Your enterprise can stand on the comprehensive capabilities of all models. The user experience can be very good. It will not be affected by the fact that, for example, the current financial situation leads to all major platforms opening up various APIs. Take the example of our product name in this specific area. You can try it. Its ability to summarize meetings is, I can say with full responsibility, far better than Feishu. This is the result of a chongqi by a small team of ours. The user experience is so good that users are willing to pay for it. It is much better than some companies that have raised a lot of money. If you give them APIs and ask them to summarize it, using our product name will definitely give you a better result. Moreover, the capabilities of large models are constantly improving, which is a great advantage.

It's not like traditional coding with fixed logic. Once someone comes up with better code, you'll be surpassed. For agents, a true agent relies less on a specific model and more on the capabilities of large models themselves to make judgments. As long as the large model capabilities improve, the capabilities of your agent based product will also improve. Users can feel this improvement. They won't be easily replaced by a new model because the product can simply choose a better model. Just as I mentioned, this is why agents are so promising. First, they allow users to form a new perception. Second, since the underlying capabilities are provided by large models, it's like using electricity provided by a power plant. The more stable the power supply, the better your electrical appliances will perform.

When we were kids, the power supply was unstable and we felt that electrical appliances were not easy to use. When the power supply is stable, electrical appliances can be sold better. The second point is that the new product model based on agents actually benefits from the advancement of large model capabilities. For a company like Tencent, although they've developed their own large model recently, I saw they're still focusing on integrating data with the platform.
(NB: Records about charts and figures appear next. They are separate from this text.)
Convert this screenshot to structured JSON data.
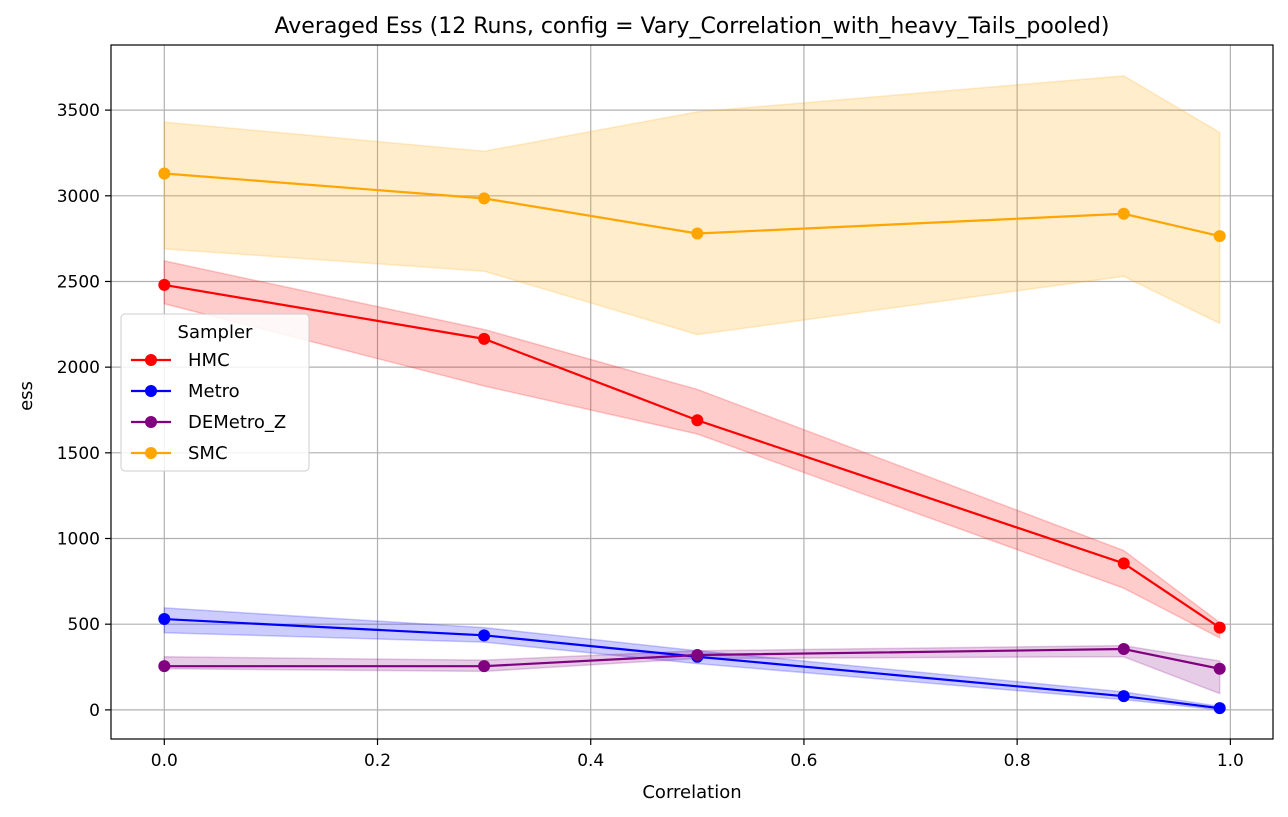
{
  "chart_data": {
    "type": "line",
    "title": "Averaged Ess (12 Runs, config = Vary_Correlation_with_heavy_Tails_pooled)",
    "xlabel": "Correlation",
    "ylabel": "ess",
    "xlim": [
      -0.05,
      1.04
    ],
    "ylim": [
      -170,
      3880
    ],
    "xticks": [
      0.0,
      0.2,
      0.4,
      0.6,
      0.8,
      1.0
    ],
    "xtick_labels": [
      "0.0",
      "0.2",
      "0.4",
      "0.6",
      "0.8",
      "1.0"
    ],
    "yticks": [
      0,
      500,
      1000,
      1500,
      2000,
      2500,
      3000,
      3500
    ],
    "ytick_labels": [
      "0",
      "500",
      "1000",
      "1500",
      "2000",
      "2500",
      "3000",
      "3500"
    ],
    "grid": true,
    "legend": {
      "title": "Sampler",
      "placement": "center-left"
    },
    "x": [
      0.0,
      0.3,
      0.5,
      0.9,
      0.99
    ],
    "series": [
      {
        "name": "HMC",
        "color": "#ff0000",
        "values": [
          2480,
          2165,
          1690,
          855,
          480
        ],
        "lower": [
          2370,
          1890,
          1610,
          710,
          420
        ],
        "upper": [
          2620,
          2220,
          1870,
          930,
          510
        ]
      },
      {
        "name": "Metro",
        "color": "#0000ff",
        "values": [
          530,
          435,
          310,
          80,
          10
        ],
        "lower": [
          450,
          395,
          270,
          60,
          0
        ],
        "upper": [
          595,
          480,
          345,
          105,
          20
        ]
      },
      {
        "name": "DEMetro_Z",
        "color": "#800080",
        "values": [
          255,
          255,
          320,
          355,
          240
        ],
        "lower": [
          240,
          225,
          300,
          310,
          95
        ],
        "upper": [
          310,
          290,
          345,
          375,
          285
        ]
      },
      {
        "name": "SMC",
        "color": "#ffa500",
        "values": [
          3130,
          2985,
          2780,
          2895,
          2765
        ],
        "lower": [
          2690,
          2560,
          2190,
          2530,
          2255
        ],
        "upper": [
          3430,
          3260,
          3490,
          3700,
          3370
        ]
      }
    ]
  }
}
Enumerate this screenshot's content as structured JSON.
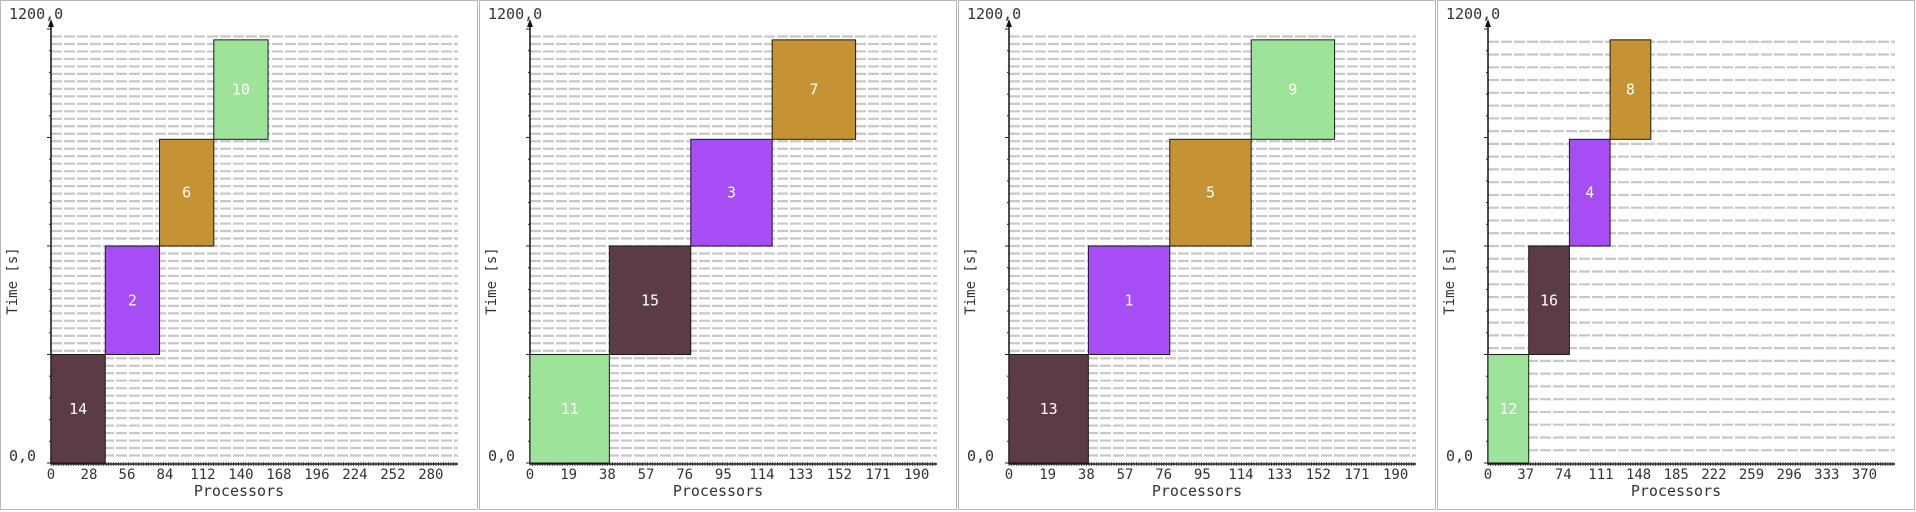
{
  "chart_data": [
    {
      "type": "gantt",
      "ylabel": "Time [s]",
      "xlabel": "Processors",
      "ylim": [
        0,
        1200
      ],
      "y_tick_labels": [
        "1200,0",
        "0,0"
      ],
      "xlim": [
        0,
        300
      ],
      "x_tick_labels": [
        "0",
        "28",
        "56",
        "84",
        "112",
        "140",
        "168",
        "196",
        "224",
        "252",
        "280"
      ],
      "x_tick_values": [
        0,
        28,
        56,
        84,
        112,
        140,
        168,
        196,
        224,
        252,
        280
      ],
      "grid": true,
      "blocks": [
        {
          "label": "14",
          "x0": 0,
          "x1": 40,
          "t0": 0,
          "t1": 300,
          "color": "#5b3b45",
          "text_color": "#ffffff"
        },
        {
          "label": "2",
          "x0": 40,
          "x1": 80,
          "t0": 300,
          "t1": 600,
          "color": "#a64df5",
          "text_color": "#ffffff"
        },
        {
          "label": "6",
          "x0": 80,
          "x1": 120,
          "t0": 600,
          "t1": 895,
          "color": "#c59234",
          "text_color": "#ffffff"
        },
        {
          "label": "10",
          "x0": 120,
          "x1": 160,
          "t0": 895,
          "t1": 1170,
          "color": "#9de39a",
          "text_color": "#ffffff"
        }
      ]
    },
    {
      "type": "gantt",
      "ylabel": "Time [s]",
      "xlabel": "Processors",
      "ylim": [
        0,
        1200
      ],
      "y_tick_labels": [
        "1200,0",
        "0,0"
      ],
      "xlim": [
        0,
        200
      ],
      "x_tick_labels": [
        "0",
        "19",
        "38",
        "57",
        "76",
        "95",
        "114",
        "133",
        "152",
        "171",
        "190"
      ],
      "x_tick_values": [
        0,
        19,
        38,
        57,
        76,
        95,
        114,
        133,
        152,
        171,
        190
      ],
      "grid": true,
      "blocks": [
        {
          "label": "11",
          "x0": 0,
          "x1": 39,
          "t0": 0,
          "t1": 300,
          "color": "#9de39a",
          "text_color": "#ffffff"
        },
        {
          "label": "15",
          "x0": 39,
          "x1": 79,
          "t0": 300,
          "t1": 600,
          "color": "#5b3b45",
          "text_color": "#ffffff"
        },
        {
          "label": "3",
          "x0": 79,
          "x1": 119,
          "t0": 600,
          "t1": 895,
          "color": "#a64df5",
          "text_color": "#ffffff"
        },
        {
          "label": "7",
          "x0": 119,
          "x1": 160,
          "t0": 895,
          "t1": 1170,
          "color": "#c59234",
          "text_color": "#ffffff"
        }
      ]
    },
    {
      "type": "gantt",
      "ylabel": "Time [s]",
      "xlabel": "Processors",
      "ylim": [
        0,
        1200
      ],
      "y_tick_labels": [
        "1200,0",
        "0,0"
      ],
      "xlim": [
        0,
        200
      ],
      "x_tick_labels": [
        "0",
        "19",
        "38",
        "57",
        "76",
        "95",
        "114",
        "133",
        "152",
        "171",
        "190"
      ],
      "x_tick_values": [
        0,
        19,
        38,
        57,
        76,
        95,
        114,
        133,
        152,
        171,
        190
      ],
      "grid": true,
      "blocks": [
        {
          "label": "13",
          "x0": 0,
          "x1": 39,
          "t0": 0,
          "t1": 300,
          "color": "#5b3b45",
          "text_color": "#ffffff"
        },
        {
          "label": "1",
          "x0": 39,
          "x1": 79,
          "t0": 300,
          "t1": 600,
          "color": "#a64df5",
          "text_color": "#ffffff"
        },
        {
          "label": "5",
          "x0": 79,
          "x1": 119,
          "t0": 600,
          "t1": 895,
          "color": "#c59234",
          "text_color": "#ffffff"
        },
        {
          "label": "9",
          "x0": 119,
          "x1": 160,
          "t0": 895,
          "t1": 1170,
          "color": "#9de39a",
          "text_color": "#ffffff"
        }
      ]
    },
    {
      "type": "gantt",
      "ylabel": "Time [s]",
      "xlabel": "Processors",
      "ylim": [
        0,
        1200
      ],
      "y_tick_labels": [
        "1200,0",
        "0,0"
      ],
      "xlim": [
        0,
        400
      ],
      "x_tick_labels": [
        "0",
        "37",
        "74",
        "111",
        "148",
        "185",
        "222",
        "259",
        "296",
        "333",
        "370"
      ],
      "x_tick_values": [
        0,
        37,
        74,
        111,
        148,
        185,
        222,
        259,
        296,
        333,
        370
      ],
      "grid": true,
      "blocks": [
        {
          "label": "12",
          "x0": 0,
          "x1": 40,
          "t0": 0,
          "t1": 300,
          "color": "#9de39a",
          "text_color": "#ffffff"
        },
        {
          "label": "16",
          "x0": 40,
          "x1": 80,
          "t0": 300,
          "t1": 600,
          "color": "#5b3b45",
          "text_color": "#ffffff"
        },
        {
          "label": "4",
          "x0": 80,
          "x1": 120,
          "t0": 600,
          "t1": 895,
          "color": "#a64df5",
          "text_color": "#ffffff"
        },
        {
          "label": "8",
          "x0": 120,
          "x1": 160,
          "t0": 895,
          "t1": 1170,
          "color": "#c59234",
          "text_color": "#ffffff"
        }
      ]
    }
  ]
}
If platforms manage to do all these things, small companies might really be in trouble. However, I want to say that during this era of rapid technological change, platforms usually move relatively slowly. At this time, if you can quickly seize the opportunity brought by this technological change and acquire enough users, you can gradually form a growth flywheel that platforms can't replace, especially platforms from the previous era.

It will not be easily marginalized. I can give another example, although it has nothing to do with the agent platform for now, but I think it will soon. A product like Kingsoft Antivirus has a history of 20 years. By seizing one opportunity after another in the Internet era, from the initial feature to the subsequent intermediate feature and now to current feature, it has continuously grown. Many of its contemporaries, like competitor names, have long since disappeared, but it still thrives today. I think in the era of agents we might be able to seize this opportunity to provide better services in terms of users' computer using convenience. This is not something that a platform can simply replace. Thank you.

Operator 2 (participant)

Ladies and gentlemen. The conference has now concluded. Thank you for attending today's presentation. You may now disconnect your lines.